= Jewish National Council (Azerbaijan) =

The Jewish National Council (Yəhudi Milli Şurası) was an organization formed by Jews living in the country during the Azerbaijan Democratic Republic (1918–1920).

== History ==
It was established in December 1917 after the disintegration of the Russian Empire. In October 1918, with the permission of the governor of Baku, he officially began to work.

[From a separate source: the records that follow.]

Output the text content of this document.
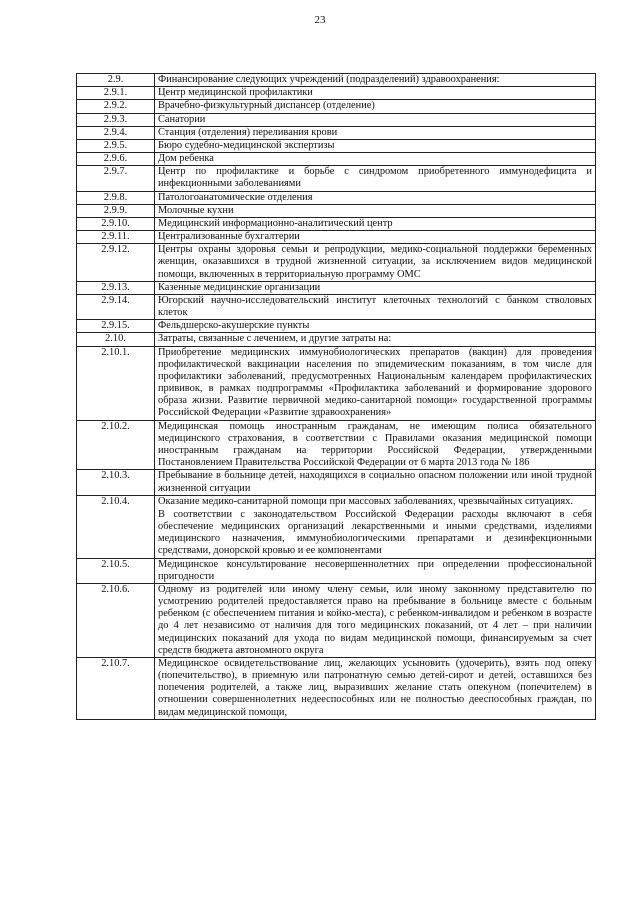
23
2.9.	Финансирование следующих учреждений (подразделений) здравоохранения:

2.9.1.	Центр медицинской профилактики

2.9.2.	Врачебно-физкультурный диспансер (отделение)

2.9.3.	Санатории

2.9.4.	Станция (отделения) переливания крови

2.9.5.	Бюро судебно-медицинской экспертизы

2.9.6.	Дом ребенка

2.9.7.	Центр по профилактике и борьбе с синдромом приобретенного иммунодефицита и инфекционными заболеваниями

2.9.8.	Патологоанатомические отделения

2.9.9.	Молочные кухни

2.9.10.	Медицинский информационно-аналитический центр

2.9.11.	Централизованные бухгалтерии

2.9.12.	Центры охраны здоровья семьи и репродукции, медико-социальной поддержки беременных женщин, оказавшихся в трудной жизненной ситуации, за исключением видов медицинской помощи, включенных в территориальную программу ОМС

2.9.13.	Казенные медицинские организации

2.9.14.	Югорский научно-исследовательский институт клеточных технологий с банком стволовых клеток

2.9.15.	Фельдшерско-акушерские пункты

2.10.	Затраты, связанные с лечением, и другие затраты на:

2.10.1.	Приобретение медицинских иммунобиологических препаратов (вакцин) для проведения профилактической вакцинации населения по эпидемическим показаниям, в том числе для профилактики заболеваний, предусмотренных Национальным календарем профилактических прививок, в рамках подпрограммы «Профилактика заболеваний и формирование здорового образа жизни. Развитие первичной медико-санитарной помощи» государственной программы Российской Федерации «Развитие здравоохранения»

2.10.2.	Медицинская помощь иностранным гражданам, не имеющим полиса обязательного медицинского страхования, в соответствии с Правилами оказания медицинской помощи иностранным гражданам на территории Российской Федерации, утвержденными Постановлением Правительства Российской Федерации от 6 марта 2013 года № 186

2.10.3.	Пребывание в больнице детей, находящихся в социально опасном положении или иной трудной жизненной ситуации

2.10.4.	Оказание медико-санитарной помощи при массовых заболеваниях, чрезвычайных ситуациях.

В соответствии с законодательством Российской Федерации расходы включают в себя обеспечение медицинских организаций лекарственными и иными средствами, изделиями медицинского назначения, иммунобиологическими препаратами и дезинфекционными средствами, донорской кровью и ее компонентами

2.10.5.	Медицинское консультирование несовершеннолетних при определении профессиональной пригодности

2.10.6.	Одному из родителей или иному члену семьи, или иному законному представителю по усмотрению родителей предоставляется право на пребывание в больнице вместе с больным ребенком (с обеспечением питания и койко-места), с ребенком-инвалидом и ребенком в возрасте до 4 лет независимо от наличия для того медицинских показаний, от 4 лет – при наличии медицинских показаний для ухода по видам медицинской помощи, финансируемым за счет средств бюджета автономного округа

2.10.7.	Медицинское освидетельствование лиц, желающих усыновить (удочерить), взять под опеку (попечительство), в приемную или патронатную семью детей-сирот и детей, оставшихся без попечения родителей, а также лиц, выразивших желание стать опекуном (попечителем) в отношении совершеннолетних недееспособных или не полностью дееспособных граждан, по видам медицинской помощи,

The council, which represented various religious and political Jewish groups, was involved in cultural, educational, religious, and charitable activities.

== Activity ==
Jewish primary and high schools with a monthly budget of 150,000 rubles (up to 800 students), evening courses and a library for the elderly, a cheap canteen, a committee to help Jews affected by looting during the 1918 March Days by Armenian-Dashnak and Bolshevik militias, a petty trader and the Jewish Debt and Savings Association, which assisted the artisans, was at the disposal of the council. The council's budget was formed from income tax collected from members of the Jewish community. According to the decision of the National Council of Azerbaijan dated November 19, 1918, in accordance with the principle of national representation, there should have been a Jewish deputy in the Parliament of the Azerbaijan Democratic Republic. The council determined the identity of this deputy. The chairman of the council, M.A.Gukhman, was also a member of the Azerbaijani parliament.